Nokia 6110 Navigator GPS phone
Gets you from A to B without going via L, O, S or T
Review Nokia has decided satellite navigation is where it’s at. The Finnish phone giant released its first GPS-enabled mobiles this year, and is promising a whole heap more for 2008. And its multi-billion dollar purchase of map supplier Navteq leaves no doubt how seriously Nokia is taking sat nav.
The pertinently-monikered 6110 Navigator isn’t Nokia’s first GPS-enabled phone, but it is the first to be explicitly designed for and sold on its sat nav capabilities. The N95 and E90 offer GPS as one of many other features, but with the 6110 you get a full-blown voice-guided sat nav system. It leaves behind the Nokia Maps over-the-air mapping solution of the N95 and E90, instead utilising Route 66 software.

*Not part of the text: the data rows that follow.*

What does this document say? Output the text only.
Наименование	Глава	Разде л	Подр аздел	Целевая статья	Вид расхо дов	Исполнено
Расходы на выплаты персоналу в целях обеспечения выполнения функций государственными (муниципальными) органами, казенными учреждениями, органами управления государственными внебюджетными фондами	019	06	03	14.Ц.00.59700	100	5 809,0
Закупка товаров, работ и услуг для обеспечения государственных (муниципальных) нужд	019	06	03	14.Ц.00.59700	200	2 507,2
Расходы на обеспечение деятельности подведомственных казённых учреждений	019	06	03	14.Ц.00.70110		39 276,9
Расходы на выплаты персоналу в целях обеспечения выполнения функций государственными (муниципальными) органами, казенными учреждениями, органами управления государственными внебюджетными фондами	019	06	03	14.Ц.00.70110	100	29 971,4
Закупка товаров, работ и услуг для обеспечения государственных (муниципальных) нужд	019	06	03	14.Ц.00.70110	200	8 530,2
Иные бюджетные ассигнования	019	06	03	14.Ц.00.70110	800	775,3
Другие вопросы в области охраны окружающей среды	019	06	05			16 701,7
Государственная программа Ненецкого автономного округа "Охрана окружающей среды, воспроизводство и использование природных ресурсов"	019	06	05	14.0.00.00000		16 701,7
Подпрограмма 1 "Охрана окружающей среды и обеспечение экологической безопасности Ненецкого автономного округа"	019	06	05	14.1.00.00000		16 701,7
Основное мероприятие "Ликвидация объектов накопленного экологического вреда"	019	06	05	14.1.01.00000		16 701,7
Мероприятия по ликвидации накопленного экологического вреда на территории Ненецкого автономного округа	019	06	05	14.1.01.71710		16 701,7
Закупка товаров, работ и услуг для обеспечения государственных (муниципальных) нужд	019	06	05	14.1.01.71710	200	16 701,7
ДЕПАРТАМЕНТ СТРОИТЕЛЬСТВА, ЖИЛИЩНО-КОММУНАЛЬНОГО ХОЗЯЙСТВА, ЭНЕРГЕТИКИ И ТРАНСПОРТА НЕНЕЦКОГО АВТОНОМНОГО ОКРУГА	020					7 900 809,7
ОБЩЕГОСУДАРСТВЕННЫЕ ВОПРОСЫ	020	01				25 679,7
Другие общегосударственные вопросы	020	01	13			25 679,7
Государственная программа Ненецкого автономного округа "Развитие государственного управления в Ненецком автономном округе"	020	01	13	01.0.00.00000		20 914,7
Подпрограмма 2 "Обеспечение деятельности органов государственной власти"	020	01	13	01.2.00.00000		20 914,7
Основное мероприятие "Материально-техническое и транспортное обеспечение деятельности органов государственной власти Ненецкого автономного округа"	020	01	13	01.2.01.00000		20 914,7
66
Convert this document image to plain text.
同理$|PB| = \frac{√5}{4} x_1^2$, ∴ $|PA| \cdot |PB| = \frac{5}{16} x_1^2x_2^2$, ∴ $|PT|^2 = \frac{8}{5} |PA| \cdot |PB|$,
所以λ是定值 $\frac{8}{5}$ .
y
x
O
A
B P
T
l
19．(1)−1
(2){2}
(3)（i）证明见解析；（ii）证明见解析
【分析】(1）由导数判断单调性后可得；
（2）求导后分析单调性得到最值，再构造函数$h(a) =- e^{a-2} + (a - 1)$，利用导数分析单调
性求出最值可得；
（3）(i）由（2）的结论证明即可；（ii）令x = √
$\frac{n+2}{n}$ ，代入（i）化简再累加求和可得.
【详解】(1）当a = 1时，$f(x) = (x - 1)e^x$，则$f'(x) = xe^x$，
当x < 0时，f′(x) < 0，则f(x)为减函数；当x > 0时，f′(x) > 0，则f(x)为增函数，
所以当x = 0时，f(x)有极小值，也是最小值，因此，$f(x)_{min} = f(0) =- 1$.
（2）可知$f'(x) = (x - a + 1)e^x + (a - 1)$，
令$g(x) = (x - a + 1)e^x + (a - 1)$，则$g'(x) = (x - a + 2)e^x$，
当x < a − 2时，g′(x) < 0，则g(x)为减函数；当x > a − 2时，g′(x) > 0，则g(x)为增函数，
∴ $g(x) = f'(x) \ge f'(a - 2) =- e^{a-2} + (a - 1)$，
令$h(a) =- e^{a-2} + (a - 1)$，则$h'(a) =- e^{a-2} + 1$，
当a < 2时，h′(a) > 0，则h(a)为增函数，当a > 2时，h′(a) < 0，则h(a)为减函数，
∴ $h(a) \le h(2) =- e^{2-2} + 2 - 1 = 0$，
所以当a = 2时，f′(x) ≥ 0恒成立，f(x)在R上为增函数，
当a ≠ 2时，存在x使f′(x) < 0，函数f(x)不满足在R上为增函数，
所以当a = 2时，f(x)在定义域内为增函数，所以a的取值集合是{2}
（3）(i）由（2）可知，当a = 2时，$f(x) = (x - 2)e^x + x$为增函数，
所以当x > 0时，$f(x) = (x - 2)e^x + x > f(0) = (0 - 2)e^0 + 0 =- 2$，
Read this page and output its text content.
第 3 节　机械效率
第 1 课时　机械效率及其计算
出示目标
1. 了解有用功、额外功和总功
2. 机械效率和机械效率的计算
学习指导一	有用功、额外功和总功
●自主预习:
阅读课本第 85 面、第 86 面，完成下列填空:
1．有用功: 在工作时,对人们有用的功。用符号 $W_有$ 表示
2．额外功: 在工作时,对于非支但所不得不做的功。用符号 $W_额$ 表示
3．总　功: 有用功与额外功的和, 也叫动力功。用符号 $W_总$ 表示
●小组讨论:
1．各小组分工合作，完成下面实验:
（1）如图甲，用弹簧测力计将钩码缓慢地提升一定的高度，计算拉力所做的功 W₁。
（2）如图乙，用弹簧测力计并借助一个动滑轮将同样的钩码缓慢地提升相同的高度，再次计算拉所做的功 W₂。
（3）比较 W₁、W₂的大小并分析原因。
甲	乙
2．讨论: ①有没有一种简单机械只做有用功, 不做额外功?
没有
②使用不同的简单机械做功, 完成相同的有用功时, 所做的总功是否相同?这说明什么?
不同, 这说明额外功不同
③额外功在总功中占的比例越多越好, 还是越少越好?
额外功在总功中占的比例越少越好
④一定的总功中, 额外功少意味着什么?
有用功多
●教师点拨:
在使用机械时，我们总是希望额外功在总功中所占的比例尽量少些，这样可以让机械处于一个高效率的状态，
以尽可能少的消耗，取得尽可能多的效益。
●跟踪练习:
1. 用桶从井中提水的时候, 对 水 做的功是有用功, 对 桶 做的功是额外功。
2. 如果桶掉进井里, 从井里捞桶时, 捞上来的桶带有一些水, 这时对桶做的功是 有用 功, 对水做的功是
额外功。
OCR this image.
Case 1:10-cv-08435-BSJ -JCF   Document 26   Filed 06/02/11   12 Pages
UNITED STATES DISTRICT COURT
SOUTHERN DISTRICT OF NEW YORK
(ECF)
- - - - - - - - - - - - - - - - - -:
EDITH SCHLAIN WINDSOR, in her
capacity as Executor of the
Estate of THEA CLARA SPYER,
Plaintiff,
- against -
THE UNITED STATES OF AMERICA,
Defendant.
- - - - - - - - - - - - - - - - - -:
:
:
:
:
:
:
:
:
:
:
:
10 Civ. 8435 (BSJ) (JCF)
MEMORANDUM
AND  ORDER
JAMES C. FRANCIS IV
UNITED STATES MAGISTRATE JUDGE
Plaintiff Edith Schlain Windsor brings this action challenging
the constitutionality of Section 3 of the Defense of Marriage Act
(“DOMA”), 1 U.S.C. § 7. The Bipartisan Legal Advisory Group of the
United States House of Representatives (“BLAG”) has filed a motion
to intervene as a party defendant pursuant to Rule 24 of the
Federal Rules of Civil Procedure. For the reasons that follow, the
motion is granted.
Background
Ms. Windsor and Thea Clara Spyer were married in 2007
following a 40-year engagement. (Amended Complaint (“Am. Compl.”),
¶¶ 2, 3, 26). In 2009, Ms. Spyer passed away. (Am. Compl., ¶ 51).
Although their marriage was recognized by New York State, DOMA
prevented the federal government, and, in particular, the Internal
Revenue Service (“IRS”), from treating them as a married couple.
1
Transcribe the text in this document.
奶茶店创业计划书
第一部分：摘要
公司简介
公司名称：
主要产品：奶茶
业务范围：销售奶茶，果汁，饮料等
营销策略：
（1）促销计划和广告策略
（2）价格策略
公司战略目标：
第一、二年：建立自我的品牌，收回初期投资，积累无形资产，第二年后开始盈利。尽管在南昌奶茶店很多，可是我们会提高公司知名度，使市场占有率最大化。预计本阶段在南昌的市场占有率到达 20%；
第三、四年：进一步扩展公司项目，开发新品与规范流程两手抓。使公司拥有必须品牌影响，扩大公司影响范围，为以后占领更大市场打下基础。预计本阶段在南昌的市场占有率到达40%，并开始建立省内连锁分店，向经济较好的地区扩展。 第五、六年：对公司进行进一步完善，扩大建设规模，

The Nokia 6110: sat nav special
The 6110 is a quad-band GSM/GPRS/Edge slider phone with HSDPA 3G, so it's capable of downloading, streaming and internet surfing at speeds of up to 3.6Mb/s. It’s a smartphone too, based on the Symbian S60 Third Edition Feature Pack 1 platform, so it delivers a healthy spread of functionality along with the flexibility to add more software. There’s no Wi-Fi on this device, however, which some might pine for.
There’s a standard-issue two-megapixel camera in the back of the phone, with a sliding lens cover that protects and activates the camera. Video calling is part of the 3G deal, with a secondary camera poking above the display. This lovely, bright 2.2in, 320 x 240 display can show up to 16m colours, and provides plenty of detail for close-up map reading and website browsing. It’s pretty fine for eyeballing video content and snaps on screen too.
Multimedia playback is taken care of with a multi-format music player and RealPlayer video player, plus an FM radio. A Micro SD card slot is on the side of the phone - Nokia supplies the 6110 with a 512MB storage card loaded with the Route 66 navigation software.
UK mobile users can enjoy maps and navigation software for the whole of the UK and Ireland. There’s still plenty of room on the card for jamming in tunes, pics and videos, so you’re not obliged to elbow the sat nav card when you want to indulge in some multimedia fun.